Server-side context compaction. Generates a summary of older history when input crosses a trigger threshold; emits a compaction block; subsequent requests automatically drop prior messages. Enable: beta compact-2026-01-12 + a context_management parameter containing an edits array with one entry of type: compact_20260112. Default trigger: 150,000 input tokens (min 50,000). Models: Opus 4.8 / Mythos / 4.7 / 4.6 + Sonnet 4.6. Cache interaction: put a cache_control breakpoint at the end of the system prompt so it survives compaction. Billing: extra sampling step under usage.iterations; same model writes the summary.

Q. Context editing: two strategies + cache-interaction asymmetry?

Beta: context-management-2025-06-27. (1) clear_tool_uses_20250919: clears old tool_result / mcp_tool_result blocks in chronological order (placeholder substituted); optional clear_tool_inputs; clear_at_least sets minimum cleared. INVALIDATES cache at the clear point. (2) clear_thinking_20251015: clears thinking blocks; keep parameter. PRESERVES cache when blocks are kept; clears invalidate only at the clear point. Default: compaction is the primary strategy; editing is for fine-grained control.

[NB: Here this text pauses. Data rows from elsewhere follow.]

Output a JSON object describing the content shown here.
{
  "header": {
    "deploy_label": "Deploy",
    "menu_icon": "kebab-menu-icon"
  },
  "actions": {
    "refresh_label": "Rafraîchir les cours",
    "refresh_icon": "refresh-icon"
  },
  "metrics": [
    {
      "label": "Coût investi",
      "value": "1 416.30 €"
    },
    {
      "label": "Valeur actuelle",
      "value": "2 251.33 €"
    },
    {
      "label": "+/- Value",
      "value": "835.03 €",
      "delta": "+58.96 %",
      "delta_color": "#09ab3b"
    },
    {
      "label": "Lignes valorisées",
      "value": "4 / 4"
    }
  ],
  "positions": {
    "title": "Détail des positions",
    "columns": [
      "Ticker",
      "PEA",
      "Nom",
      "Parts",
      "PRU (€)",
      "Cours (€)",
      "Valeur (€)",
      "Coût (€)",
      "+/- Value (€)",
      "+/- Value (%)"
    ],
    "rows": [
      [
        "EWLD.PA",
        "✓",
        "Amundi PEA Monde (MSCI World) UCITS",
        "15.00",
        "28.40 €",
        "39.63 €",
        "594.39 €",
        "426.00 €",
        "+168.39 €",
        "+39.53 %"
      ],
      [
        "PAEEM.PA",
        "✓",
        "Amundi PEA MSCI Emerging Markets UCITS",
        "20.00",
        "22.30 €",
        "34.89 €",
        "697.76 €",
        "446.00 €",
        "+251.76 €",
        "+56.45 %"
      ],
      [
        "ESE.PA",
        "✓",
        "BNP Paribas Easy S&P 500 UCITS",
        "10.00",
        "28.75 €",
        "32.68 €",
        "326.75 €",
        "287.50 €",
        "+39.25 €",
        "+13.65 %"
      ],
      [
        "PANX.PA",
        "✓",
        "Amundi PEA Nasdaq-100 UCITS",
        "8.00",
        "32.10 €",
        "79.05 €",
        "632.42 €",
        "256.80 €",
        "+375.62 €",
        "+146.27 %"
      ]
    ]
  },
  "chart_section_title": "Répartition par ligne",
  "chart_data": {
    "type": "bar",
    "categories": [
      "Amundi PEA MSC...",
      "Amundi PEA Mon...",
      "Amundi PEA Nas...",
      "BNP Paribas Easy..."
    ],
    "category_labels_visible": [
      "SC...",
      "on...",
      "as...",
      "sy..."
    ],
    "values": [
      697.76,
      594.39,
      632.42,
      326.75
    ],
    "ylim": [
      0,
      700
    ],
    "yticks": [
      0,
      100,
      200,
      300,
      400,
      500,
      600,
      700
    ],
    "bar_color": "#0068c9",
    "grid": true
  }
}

Q. The cost-vs-staleness frame in three lines?

Cache the stable parts (cost lever). cache_control on the system prompt, tool stack across L4 / L5 / L6, stable reference passages. Compact the long parts (staleness lever). compact_20260112 with a trigger near 150K; cache the system separately so it survives. Clear the heavy parts (surgical lever). clear_tool_uses_20250919 for agentic workflows; clear_thinking_20251015 for extended-thinking sessions; pair clearing with clear_at_least so cache write costs pay back.

Q. Where this lesson fits in Track 22?

Phase 2 closes here (augmentation patterns). L4 + L5 + L6 added three tool layers; this lesson is what keeps a request that mixes all three affordable and focused over a long session. L8 (next) opens Phase 3 (agent patterns) by turning a single-call capability set into a multi-turn agent loop where everything cached and pruned here keeps the loop affordable across many iterations.